Şirin… Bakire çıkmadığı gerekçesiyle baba evine gönderilen çocuk gelin. Kadını erkeğin özel mülkiyeti olarak gören geleneklerde gerdek gecesi sonrası çarşafta kan görmemek başlı başına can alma gerekçesi sayılabiliyor ne yazık ki. Bu da namus anlayışın yoz bir versiyonu.
Çok tanıdık bir anne figürün var. Şartlı Fatma. Okurken hayli söylendiğimi bilmeni isterim. Anneler kutsaldır ama Şartlı Fatmalar olmasın diye ne yapmalıyız?
Öncelikle anneliğe kutsal bir anlam yüklemediğimi belirtmeliyim. Feodal toplumlarda erkeğin kadın üzerindeki hegomanyası bilinen bir gerçektir. Bizim göz ardı ettiğimiz kadının kadına uyguladığı baskı ve şiddettir. Sanki aynı yer almıyorlarmış gibi bazı durumlarda en az erkek kadar baskıcı ve zalim olabiliyorlar. Özellikle yaş alıp güçlendikçe erkekleşen kadınlar bu konularda karşı cinse taş çıkarabilir. Bu da bize cinsiyetine bakmaksızın özdeki sorunun gücü elinde tutanların zayıfları ezdiği gerçeğini gösterir. Çözümü neden sonuç ilişkisinde aramak gerekiyor.

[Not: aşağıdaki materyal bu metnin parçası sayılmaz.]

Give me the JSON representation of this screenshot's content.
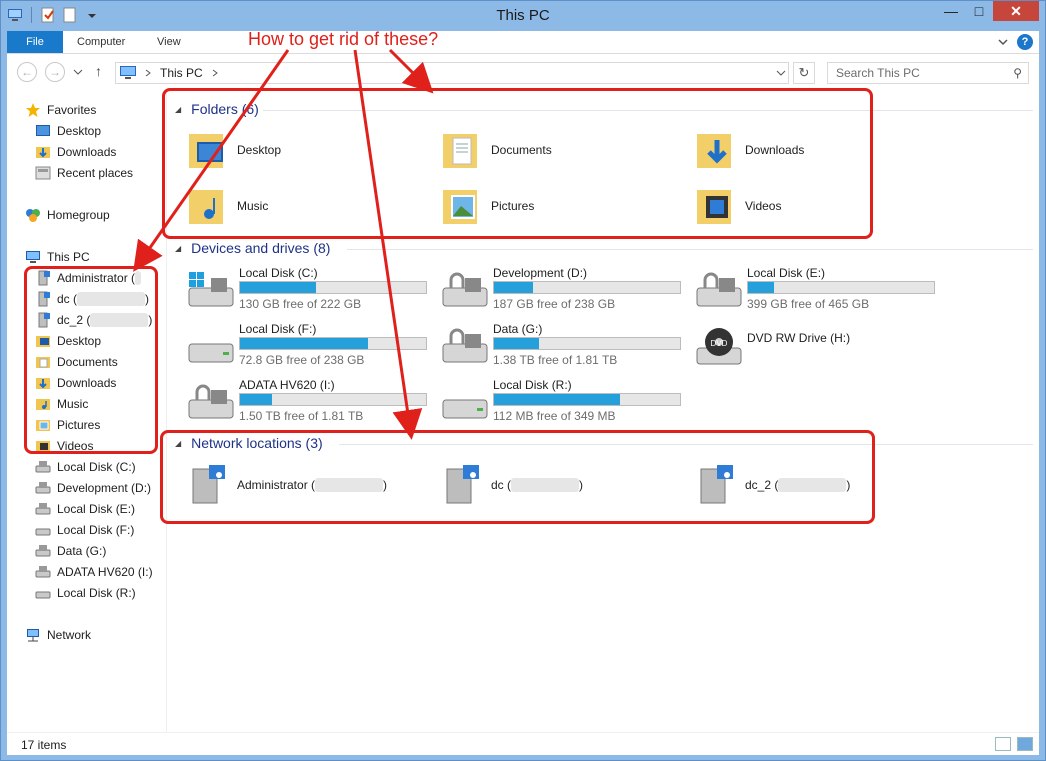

Eserin erkeklerinden de bahsetmek isterim. Ayaz Ali, karakter olarak öyle çok da güçlü bir erkek değil. Biraz korkak biraz da duygusal. Aynı ölçüde Hamit ise paranın verdiği güvenle güçlü. Sen yarattığın kahramanlar üzerinden bir yorum yapmak istesen erkeğin acizliği parayla alakalı mıdır? Para nereye kadar güç sayılır neler söylemek istersin?
Ekonomik koşullar şüphesiz ki insan karakteri ve direnci üzerinde etkilidir. Ne derler “açlık yiğitlik öldürür.” Ancak para birçok olmazı olur eylese de tek başına bir mutluluk kaynağı değildir. İnsanın bilinçle kuşatılan iradesi mevcut koşulların tahlilini yapmayı ona göre çözüm yolu aramayı ve mücadele azmini de beraberinde getirir. Önemli olan bu iradeyi gösterebilmek, hedeflediğin yolda dik ve onurlu durabilmek. Ali’nin çaresizliği kısmen maddi koşullara bağlı olsa da yenilgisi karakteristik özeliklerinden kaynaklı. Hamit’in serveti Gülbahar’a boyun eğdirebiliyor mu?

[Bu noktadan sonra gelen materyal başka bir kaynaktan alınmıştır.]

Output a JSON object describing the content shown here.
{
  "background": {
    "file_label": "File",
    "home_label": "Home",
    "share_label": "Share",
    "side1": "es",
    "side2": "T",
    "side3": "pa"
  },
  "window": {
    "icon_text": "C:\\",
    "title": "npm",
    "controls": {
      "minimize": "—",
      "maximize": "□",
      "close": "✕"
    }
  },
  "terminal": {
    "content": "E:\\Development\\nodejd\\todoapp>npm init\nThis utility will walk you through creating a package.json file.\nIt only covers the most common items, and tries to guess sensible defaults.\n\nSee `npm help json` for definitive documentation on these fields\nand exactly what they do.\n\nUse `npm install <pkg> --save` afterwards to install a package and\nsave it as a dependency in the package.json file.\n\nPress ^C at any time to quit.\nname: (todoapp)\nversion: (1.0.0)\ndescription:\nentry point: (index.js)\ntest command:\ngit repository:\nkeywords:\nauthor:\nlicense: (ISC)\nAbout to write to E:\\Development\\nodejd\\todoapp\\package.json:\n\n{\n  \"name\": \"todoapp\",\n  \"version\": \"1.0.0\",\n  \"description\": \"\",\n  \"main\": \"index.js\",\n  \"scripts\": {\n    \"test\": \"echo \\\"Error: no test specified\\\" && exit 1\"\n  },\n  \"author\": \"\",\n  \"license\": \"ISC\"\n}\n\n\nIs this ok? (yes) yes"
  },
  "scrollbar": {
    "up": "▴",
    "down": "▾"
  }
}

Yeni çalışmaların var mı bahsetmek ister misin?
Evet, finale yaklaşan bir roman dosyam ve üçte ikisi tamamlanmış öykü dosyam var. İlginize ben çok teşekkür ediyorum.
Tüm cevapların için teşekkür ederim.
Ben güzel soruların için çok teşekkür ederim.